The Forty-five guards were recruited by the Jean Louis de Nogaret de La Valette, Duke of Épernon to provide Henry III of France with trusted protection in the midst of the War of the Three Henrys (1587-1589).
The Forty-five were noblemen of lesser nobility (many from Gascony) with little more than a horse, a sword, and a few acres to live on. In the king’s service, they were paid a lavish wage (by their standards). In return, 15 of them were to be on duty, day or night, ready at the king’s call.
After the Catholic League revolt in Paris, King Henry III was forced to flee to Blois, there, he staged a coup, regaining control of the Estates-General by employing the Forty-five to kill Henry I, Duke of Guise when he came to meet the king at the Château de Blois on 23 December 1588, and his brother, Louis II, Cardinal of Guise, the following day.
After the king was assassinated by Jacques Clément, the crown of France passed to Henry IV of Navarre; the Forty-five also passed to him and served him faithfully until his death, which was also by assassination – ironically in a conspiracy in which Épernon may have been involved.
The exploits of Henry III and the Forty-five are the subject of The Forty-Five Guardsmen by Alexandre Dumas.
In Popular Culture
The Forty-Five Guardsmen (Les Quarante-cinq in French) is a historical novel by Alexandre Dumas, written between 1847 and 1848 in collaboration with Auguste Maquet. Set in 1585 and 1586 during the French Wars of Religion, it is the third and final work in his Valois trilogy, concluding the events of La Reine Margot and La Dame de Monsoreau, and again featuring Chicot the Jester.
It tells the story of Diane de Méridor’s quest for revenge upon Duc d’Anjou – for his betrayal of Bussy d’Amboise. The novel features Forty-five guards – lesser nobility recruited by the Jean Louis de Nogaret de La Valette, Duke of Épernon to provide Henry III of France with trusted protection in the midst of the War of the Three Henrys.

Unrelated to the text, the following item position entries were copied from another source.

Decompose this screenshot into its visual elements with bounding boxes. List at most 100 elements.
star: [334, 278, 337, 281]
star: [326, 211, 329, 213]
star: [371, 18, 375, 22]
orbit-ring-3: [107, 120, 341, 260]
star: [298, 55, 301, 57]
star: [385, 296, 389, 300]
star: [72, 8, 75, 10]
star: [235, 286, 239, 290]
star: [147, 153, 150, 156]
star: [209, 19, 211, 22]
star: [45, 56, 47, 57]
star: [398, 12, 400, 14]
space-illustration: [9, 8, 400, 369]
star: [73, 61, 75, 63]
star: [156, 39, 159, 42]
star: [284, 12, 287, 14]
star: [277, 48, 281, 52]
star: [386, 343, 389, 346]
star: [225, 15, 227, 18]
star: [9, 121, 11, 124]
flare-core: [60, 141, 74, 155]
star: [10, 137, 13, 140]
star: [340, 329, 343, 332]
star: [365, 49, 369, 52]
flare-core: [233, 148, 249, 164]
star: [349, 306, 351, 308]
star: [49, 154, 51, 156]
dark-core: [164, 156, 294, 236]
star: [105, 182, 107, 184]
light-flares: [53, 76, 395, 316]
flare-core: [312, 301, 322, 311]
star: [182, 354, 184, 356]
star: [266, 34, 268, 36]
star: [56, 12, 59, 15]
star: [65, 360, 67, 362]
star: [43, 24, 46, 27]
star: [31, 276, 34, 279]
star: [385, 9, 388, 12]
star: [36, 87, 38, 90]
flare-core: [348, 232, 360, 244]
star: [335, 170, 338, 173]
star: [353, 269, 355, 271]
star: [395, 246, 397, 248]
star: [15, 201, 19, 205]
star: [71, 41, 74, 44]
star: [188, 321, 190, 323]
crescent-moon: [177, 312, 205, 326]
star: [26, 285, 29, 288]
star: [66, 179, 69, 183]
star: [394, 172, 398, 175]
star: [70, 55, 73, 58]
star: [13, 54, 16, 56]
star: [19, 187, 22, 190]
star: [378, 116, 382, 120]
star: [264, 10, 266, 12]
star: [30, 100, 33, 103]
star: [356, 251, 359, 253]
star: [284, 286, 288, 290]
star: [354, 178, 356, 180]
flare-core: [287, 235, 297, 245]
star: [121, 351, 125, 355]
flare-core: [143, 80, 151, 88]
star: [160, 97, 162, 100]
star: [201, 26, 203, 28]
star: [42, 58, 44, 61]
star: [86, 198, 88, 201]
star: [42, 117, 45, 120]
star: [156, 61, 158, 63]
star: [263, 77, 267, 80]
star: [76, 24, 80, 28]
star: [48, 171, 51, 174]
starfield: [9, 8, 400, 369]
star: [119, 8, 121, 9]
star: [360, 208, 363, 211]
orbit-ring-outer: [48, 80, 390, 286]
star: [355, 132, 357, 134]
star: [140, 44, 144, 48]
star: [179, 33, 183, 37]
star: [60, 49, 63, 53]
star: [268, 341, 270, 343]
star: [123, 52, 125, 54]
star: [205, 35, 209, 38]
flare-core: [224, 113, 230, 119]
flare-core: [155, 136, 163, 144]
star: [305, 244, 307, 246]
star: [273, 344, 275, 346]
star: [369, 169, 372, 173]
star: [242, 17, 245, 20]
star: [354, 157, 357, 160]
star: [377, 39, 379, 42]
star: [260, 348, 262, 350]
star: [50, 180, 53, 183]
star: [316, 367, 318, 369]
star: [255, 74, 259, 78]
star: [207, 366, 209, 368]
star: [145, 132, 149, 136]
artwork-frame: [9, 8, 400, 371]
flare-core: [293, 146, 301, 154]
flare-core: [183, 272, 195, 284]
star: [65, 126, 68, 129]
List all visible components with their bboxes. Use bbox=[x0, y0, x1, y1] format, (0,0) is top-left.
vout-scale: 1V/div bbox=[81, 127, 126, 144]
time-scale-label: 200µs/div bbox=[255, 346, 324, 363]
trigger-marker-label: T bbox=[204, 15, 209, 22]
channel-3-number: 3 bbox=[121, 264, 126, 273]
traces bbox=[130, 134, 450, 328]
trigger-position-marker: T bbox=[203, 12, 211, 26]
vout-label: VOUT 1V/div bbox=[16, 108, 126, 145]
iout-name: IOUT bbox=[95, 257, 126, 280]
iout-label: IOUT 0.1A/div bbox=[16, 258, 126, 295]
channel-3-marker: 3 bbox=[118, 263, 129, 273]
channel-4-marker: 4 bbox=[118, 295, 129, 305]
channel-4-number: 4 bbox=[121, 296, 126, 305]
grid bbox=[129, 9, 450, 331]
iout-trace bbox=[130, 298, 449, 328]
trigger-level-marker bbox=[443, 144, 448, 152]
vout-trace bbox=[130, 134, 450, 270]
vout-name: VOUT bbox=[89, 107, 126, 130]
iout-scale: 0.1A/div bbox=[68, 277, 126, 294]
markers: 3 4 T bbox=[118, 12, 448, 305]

The story opens thirteen years after the Saint Bartholomew’s Day Massacre and ten years into the reign of Henry III as he tries to calm the religious and political intrigues dividing the kingdom. Dumas fictionalised the action, including Henry of Navarre’s capture of Cahors (which actually occurred in 1580) and the attack on Antwerp (re-dated by Dumas from 1583 to 1585 or 1586) and including William the Silent (who had actually been assassinated in 1584) and the Duke of Anjou (who historically died of TB in 1584 but who Dumas shows being encouraged to covet the crown of the Low Countries by William and fulfilling a prediction by Côme Ruggieri in La Reine Margot). He also makes count Henri du Bouchage’s retreat from the world to become a Capuchin friar a result of the coldness of Diane de Méridor, whereas historically he did so from grief for his wife’s death.